President Obama has hit the campaign trail this week, and hit it hard. News commentators tend to focus on what is new and forget some of the landscape that remains ever present, such as the great power of the bully pulpit.
All year, a narrative has been developing that this fall’s midterms will be a tsunami, that Democrats will get wiped out, that all the energy and excitement is with the GOP. Some of that is true. But, Obama has always been a strong fourth-quarter player, as we saw in the health care debate, using his voice and his arguments to persuade reluctant Democrats to vote for the bill by swaying enough of the voters that polling on the proposal evened out. In the midterms, it is more difficult to win with a fourth quarter strategy: Mr. Obama may be able to energize the base but he is not on the ballot.
The tsunami narrative also tends to obscure the complexity of certain stories. For example, over the past two days, much has been made of the fact that for the first time since 1930, more Republicans voted in primary elections than Democrats. This was seen as evidence of Republicans being especially energized and so it is. But, it is also evidence of the fact that those primaries have been small Republican civil wars in which conservatives rallied to oust not Democrats but moderate Republicans. In Florida, the GOP scrapped its planned “unity rally” after defeated gubernatorial candidate Bill McCollum declined to endorse Rick Scott who won the GOP nod. In Alaska, defeated GOP incumbent Sen. Lisa Murkowski has been searching for an alternate way onto the ballot and has not endorsed Joe Miller who beat her in the primary there. Record turnout? Yes. Wounds that have not yet turned into scars? Yes, also.
Make no mistake about it. The midterms will see Democrats lose seats. When voters are this angry and frustrated with Washington, they take it out on the incumbents and, especially, on the party in power. But, I am not yet convinced of the tsunami narrative. The GOP has nominated some very conservative candidates who will not play as well in a general election as they did in a Republican primary. Kentucky is a Senate seat they should have no trouble holding. Sen. Harry Reid should be the easiest incumbent to known off. Alaska looked to be sending Murkowski back for six more years. Now, all three GOP strongholds are in play.

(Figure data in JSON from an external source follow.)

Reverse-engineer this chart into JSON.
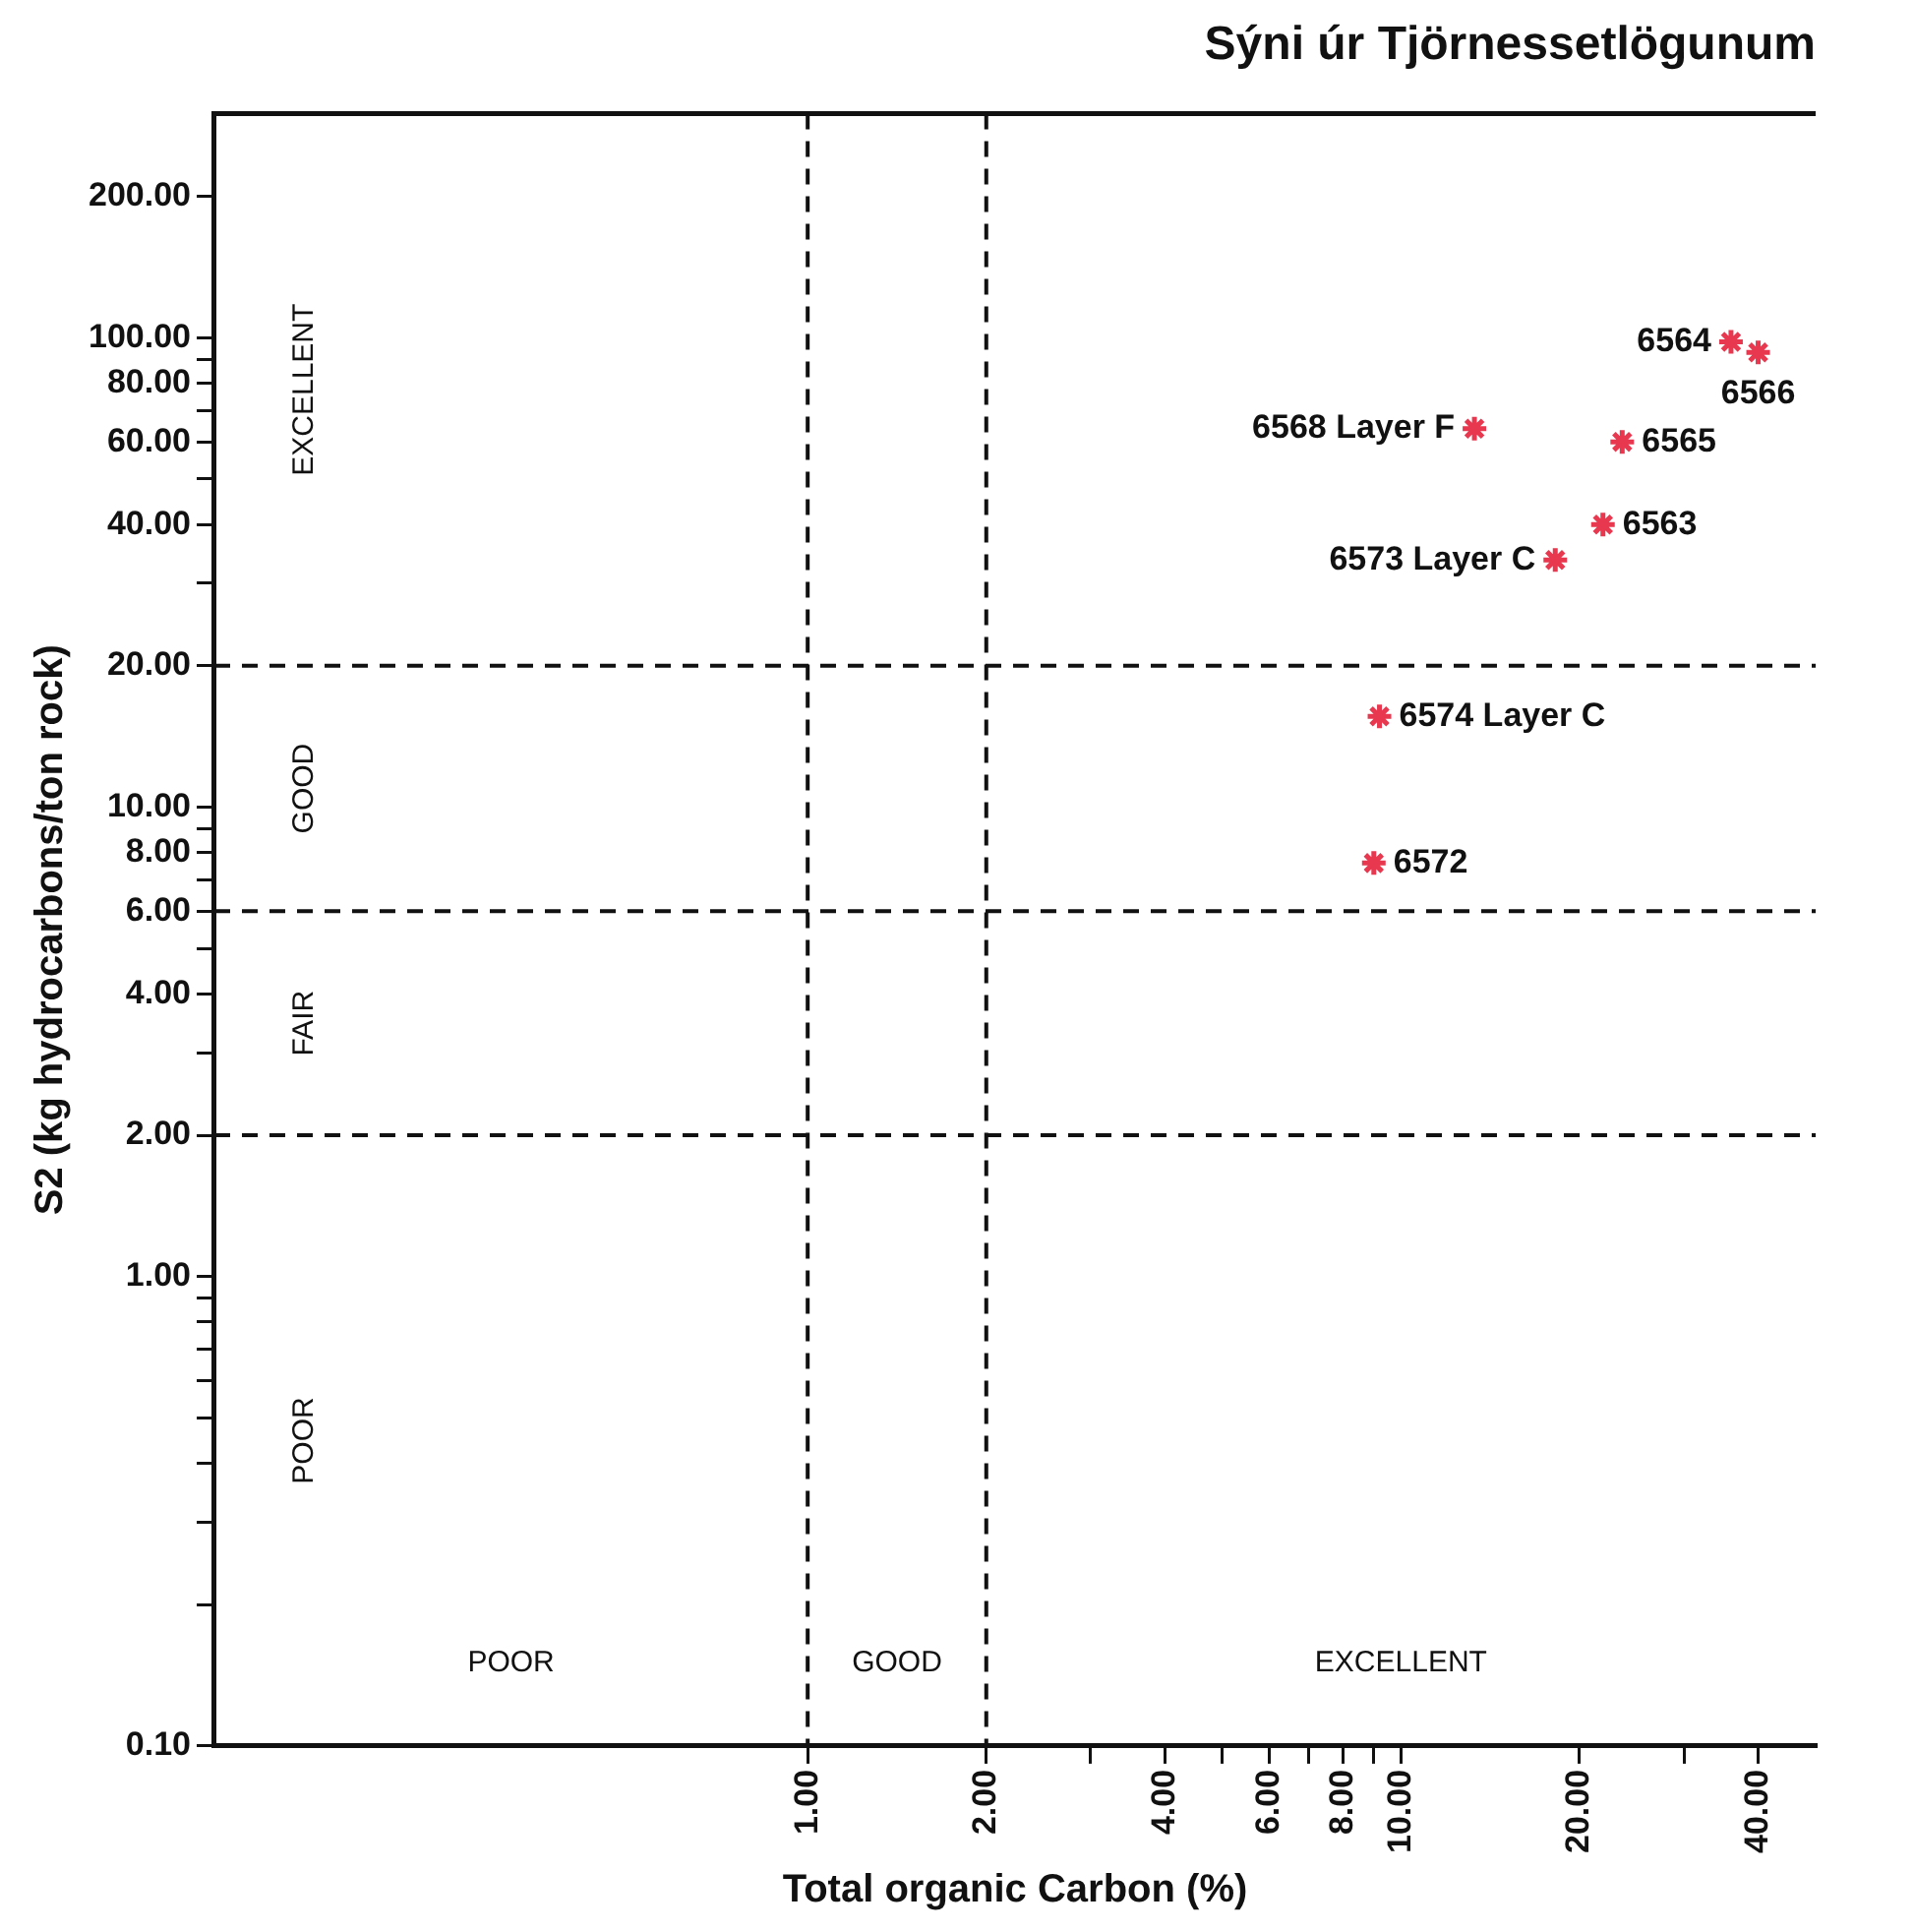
{
  "chart_data": {
    "type": "scatter",
    "title": "Sýni úr Tjörnessetlögunum",
    "xlabel": "Total organic Carbon (%)",
    "ylabel": "S2 (kg hydrocarbons/ton rock)",
    "log": "xy",
    "grid": false,
    "legend": false,
    "marker": "cross",
    "xlim": [
      0.1,
      50
    ],
    "ylim": [
      0.1,
      300
    ],
    "xticks": [
      {
        "value": 1,
        "label": "1.00"
      },
      {
        "value": 2,
        "label": "2.00"
      },
      {
        "value": 3,
        "label": null
      },
      {
        "value": 4,
        "label": "4.00"
      },
      {
        "value": 5,
        "label": null
      },
      {
        "value": 6,
        "label": "6.00"
      },
      {
        "value": 7,
        "label": null
      },
      {
        "value": 8,
        "label": "8.00"
      },
      {
        "value": 9,
        "label": null
      },
      {
        "value": 10,
        "label": "10.00"
      },
      {
        "value": 20,
        "label": "20.00"
      },
      {
        "value": 30,
        "label": null
      },
      {
        "value": 40,
        "label": "40.00"
      }
    ],
    "yticks": [
      {
        "value": 0.1,
        "label": "0.10"
      },
      {
        "value": 0.2,
        "label": null
      },
      {
        "value": 0.3,
        "label": null
      },
      {
        "value": 0.4,
        "label": null
      },
      {
        "value": 0.5,
        "label": null
      },
      {
        "value": 0.6,
        "label": null
      },
      {
        "value": 0.7,
        "label": null
      },
      {
        "value": 0.8,
        "label": null
      },
      {
        "value": 0.9,
        "label": null
      },
      {
        "value": 1,
        "label": "1.00"
      },
      {
        "value": 2,
        "label": "2.00"
      },
      {
        "value": 3,
        "label": null
      },
      {
        "value": 4,
        "label": "4.00"
      },
      {
        "value": 5,
        "label": null
      },
      {
        "value": 6,
        "label": "6.00"
      },
      {
        "value": 7,
        "label": null
      },
      {
        "value": 8,
        "label": "8.00"
      },
      {
        "value": 9,
        "label": null
      },
      {
        "value": 10,
        "label": "10.00"
      },
      {
        "value": 20,
        "label": "20.00"
      },
      {
        "value": 30,
        "label": null
      },
      {
        "value": 40,
        "label": "40.00"
      },
      {
        "value": 50,
        "label": null
      },
      {
        "value": 60,
        "label": "60.00"
      },
      {
        "value": 70,
        "label": null
      },
      {
        "value": 80,
        "label": "80.00"
      },
      {
        "value": 90,
        "label": null
      },
      {
        "value": 100,
        "label": "100.00"
      },
      {
        "value": 200,
        "label": "200.00"
      }
    ],
    "series": [
      {
        "color": "#e8384f",
        "x": [
          36,
          40,
          13.3,
          23.6,
          21.9,
          18.2,
          9.2,
          9.0
        ],
        "values": [
          98,
          93,
          64,
          60,
          40,
          33.6,
          15.6,
          7.6
        ]
      }
    ],
    "annotations": [
      {
        "text": "6564",
        "x": 36,
        "y": 98
      },
      {
        "text": "6566",
        "x": 40,
        "y": 93
      },
      {
        "text": "6568 Layer F",
        "x": 13.3,
        "y": 64
      },
      {
        "text": "6565",
        "x": 23.6,
        "y": 60
      },
      {
        "text": "6563",
        "x": 21.9,
        "y": 40
      },
      {
        "text": "6573 Layer C",
        "x": 18.2,
        "y": 33.6
      },
      {
        "text": "6574 Layer C",
        "x": 9.2,
        "y": 15.6
      },
      {
        "text": "6572",
        "x": 9.0,
        "y": 7.6
      },
      "EXCELLENT",
      "GOOD",
      "FAIR",
      "POOR",
      "POOR",
      "GOOD",
      "EXCELLENT"
    ],
    "ref_lines": [
      {
        "axis": "x",
        "value": 1,
        "line_style": "dashed"
      },
      {
        "axis": "x",
        "value": 2,
        "line_style": "dashed"
      },
      {
        "axis": "y",
        "value": 2,
        "line_style": "dashed"
      },
      {
        "axis": "y",
        "value": 6,
        "line_style": "dashed"
      },
      {
        "axis": "y",
        "value": 20,
        "line_style": "dashed"
      }
    ]
  }
}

The most important thing the President has to do is make a simple argument. He and the Democrats are at least trying to dig us out of the hole. The Republicans appear to want to dig the hole deeper. We can disagree about the specifics, and the President needed to be cautioning against expecting quick results all year, and doing so more forcefully than he has until this week. But, when people are frustrated, they want the government to do something to make things right.